Como o experimento com cânhamo foi realizado
O experimento foi dividido em quatro períodos: controle, adaptação, exposição e depuração. Os autores do estudo realizaram o experimento substituindo uma dieta à base de milho por dois tipos de silagem de cânhamo.
Durante o período de adaptação, os pesquisadores alimentaram as vacas com feno de cânhamo feito de toda a planta. Sucessivamente, eles alimentaram o gado com silagem de cânhamo feita de folhas, flores e sementes, que contêm níveis mais altos de THC, durante o período de exposição.
Os pesquisadores coletaram e analisaram leite de vaca, plasma sanguíneo e fezes. Além disso, mediram os parâmetros fisiológicos e observaram o comportamento das vacas.
Durante o período de adaptação, em que as vacas se alimentaram de silagem de cânhamo com baixo teor de THC, os animais não evidenciaram efeitos na saúde. Mas quando se alimentaram de silagem rica em THC, os pesquisadores observaram uma mudança no comportamento animal, como “jogo de língua pronunciado, aumento do bocejo, salivação, formação de secreção nasal, prolapso e vermelhidão da membrana nictitante e aparência sonolenta”.
Algumas vacas exibiram marcha cuidadosa, ocasionalmente instável, incomumente longa e postura anormal. Além disso, os animais comeram menos e produziram menos leite durante a exposição.
Tais efeitos na saúde podem ser explicados pelo fato de que o estudo relatou que as vacas ingeriram até 86 vezes a quantidade de THC necessária para que os humanos experimentassem efeitos psicotrópicos.
Os comportamentos incomuns pararam alguns dias depois que as vacas deixaram de se alimentar de silagem de cânhamo, embora os canabinóides persistissem no leite, contendo altas concentrações de THC, CBD e outros canabinóides.
No entanto, os pesquisadores não podem avaliar quais canabinóides do cânhamo ou uma combinação de canabinóides desempenharam um papel importante na produção de tais efeitos, embora se acredite que o THC seja o canabinóide responsável pela mudança de comportamento das vacas.
“Embora esteja claro que os efeitos observados da silagem de cânhamo industrial na saúde animal foram causados principalmente pelos canabinóides, não pode ser claramente definido qual canabinóide foi o responsável.
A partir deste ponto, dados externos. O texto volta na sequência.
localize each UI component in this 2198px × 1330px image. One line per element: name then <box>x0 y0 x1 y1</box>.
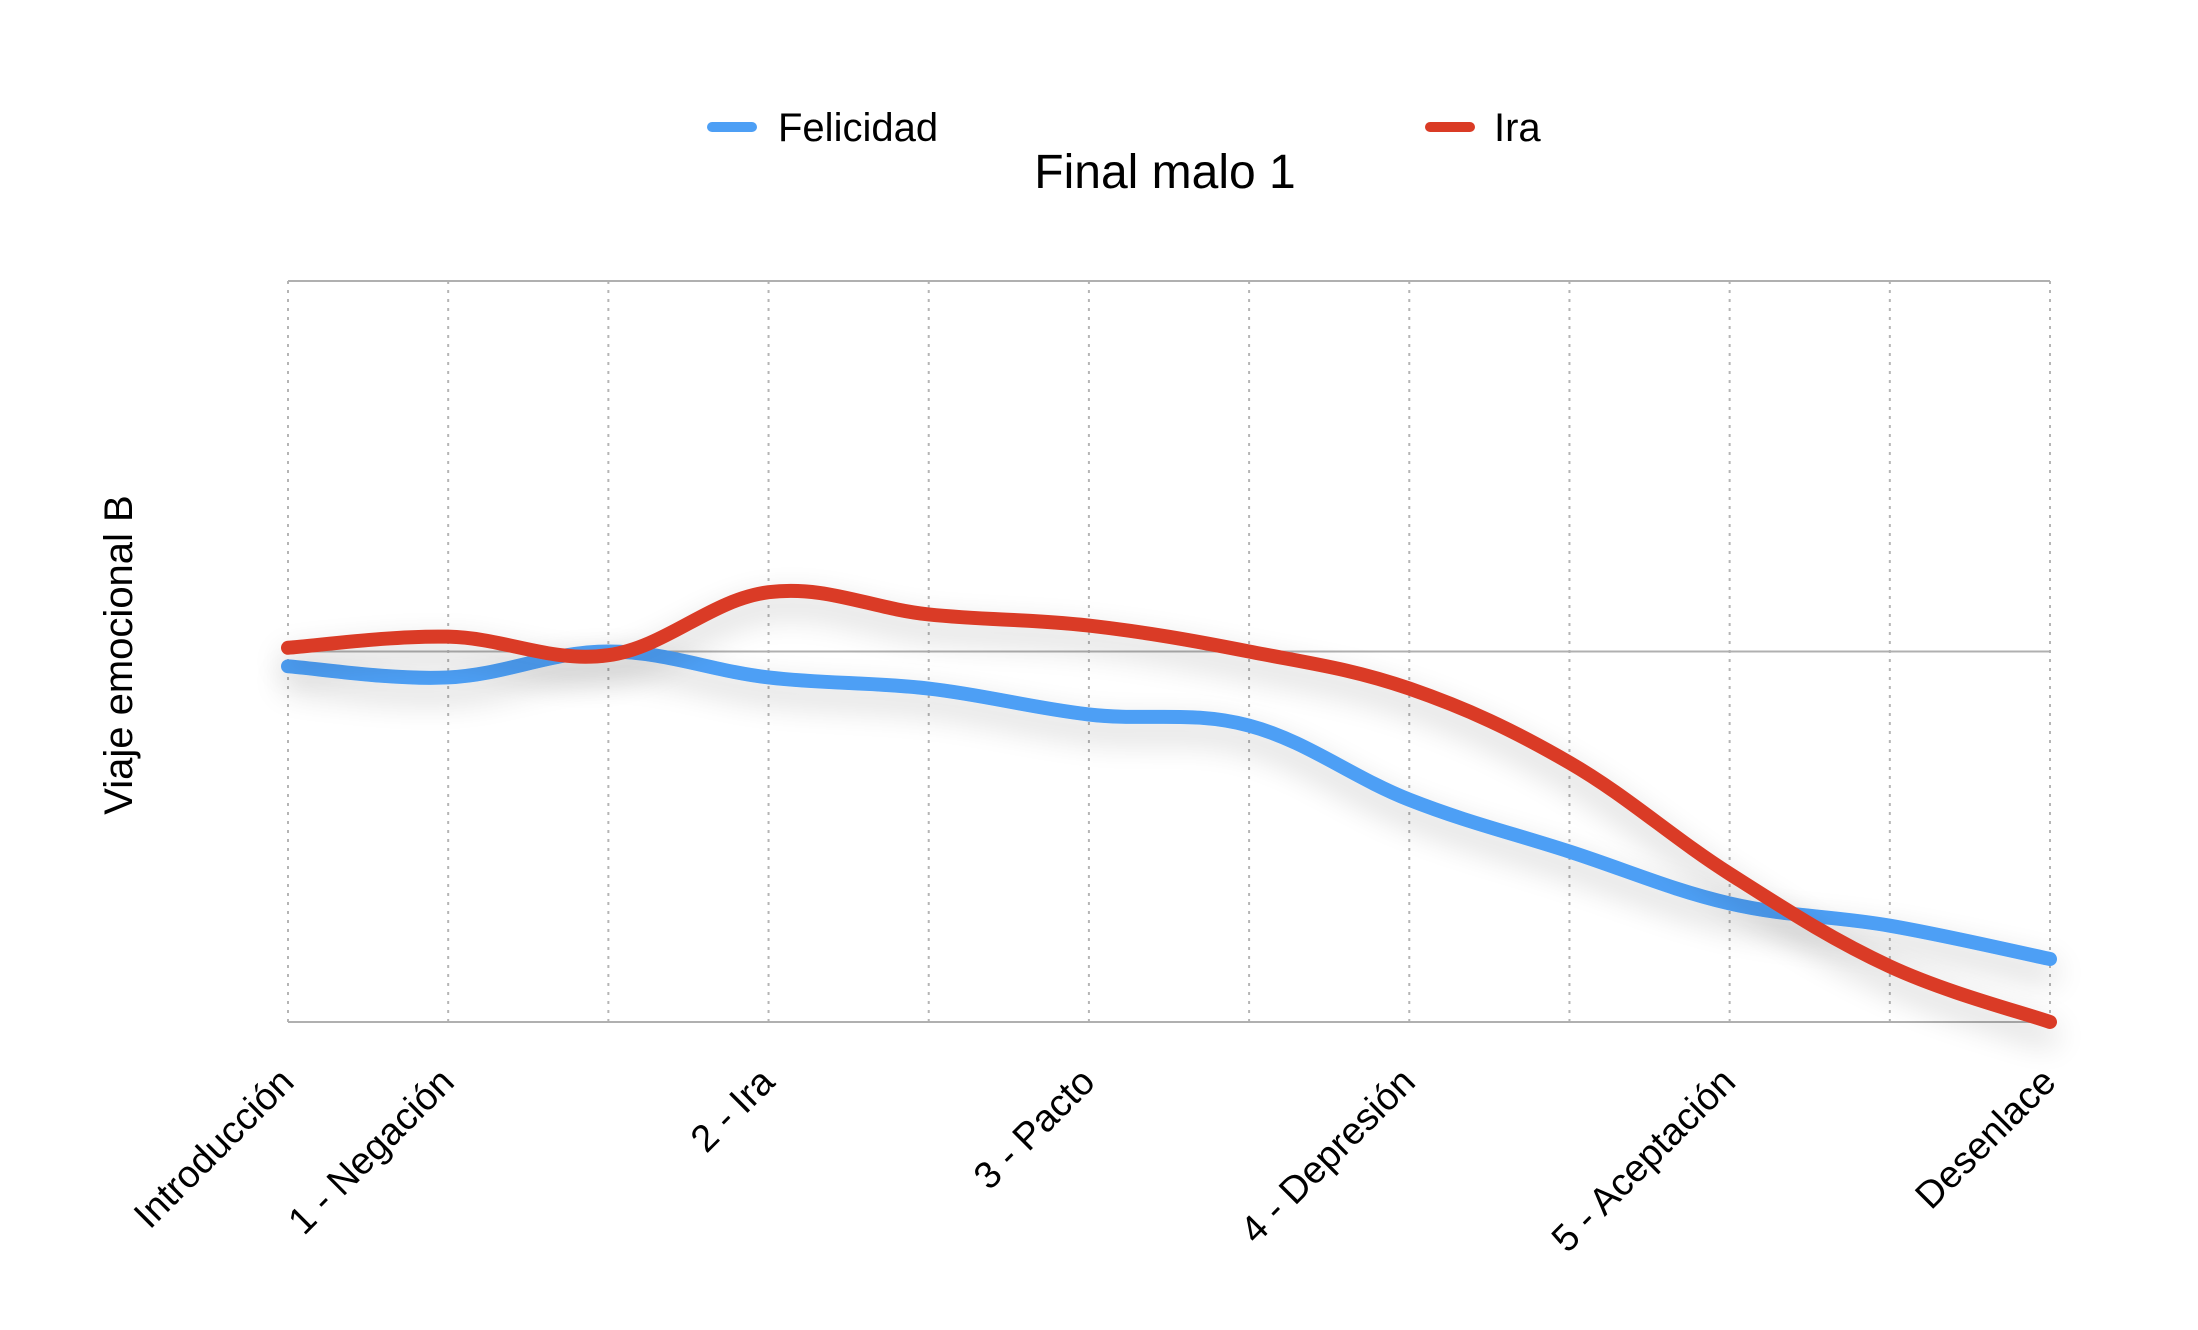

Devido à sua alta concentração na silagem rica em canabinóides, o THC é a causa mais provável, mas os efeitos combinados também podem desempenhar um papel”, diz o estudo.
Durante o período de exposição a um nível mais alto de THC, as vacas produziram leite contendo concentrações de até 316 mg (microgramas) de THC e 1.174 microgramas de CBD por kg de leite, enquanto as concentrações de outros canabinóides não foram suficientemente altas para serem detectadas. Em comparação, a União Europeia estabeleceu o máximo de THC nos alimentos em 3 mg por kg para produtos secos e 7,5 mg por kg para óleo de semente de cânhamo.
“O cenário de exposição com base nos dados obtidos do estudo de transferência mostra que a exposição ao ∆9-THC via leite e produtos lácteos pode levar a que a ARfD [dose de referência aguda] seja excedida em alguns grupos de consumidores”, diz o estudo.
Regulação em vigor na UE e EUA
Ao contrário da maconha, o cânhamo para fins industriais com conteúdo limitado de THC é legal tanto na Europa quanto nos Estados Unidos.
A União Europeia permite o cultivo de cânhamo industrial com um limite de THC definido em 0,2%, embora tenha aumentado recentemente para 0,3%, em 2021. A Lei Agrícola dos EUA, de 2018, legalizou o cultivo de cânhamo em nível federal para fins industriais.
Mas, enquanto alguns dos países da UE estabeleceram limites de THC em alimentos, comestíveis contendo vestígios de THC, eles ainda são ilegais em nível federal nos EUA, o que significa em todo o país.
O trabalho pode levar os reguladores a impedir que os agricultores alimentem o gado com cânhamo. Mas, se mais pesquisas provarem que é um alimento seguro, os agricultores usariam o cânhamo como matéria-prima secundária porque é uma cultura barata e de crescimento rápido.
* Dario Sabaghi é colaborador da Forbes EUA e escreve sobre a indústria da cannabis. Também escreve para a High Times e a CBD-Intel.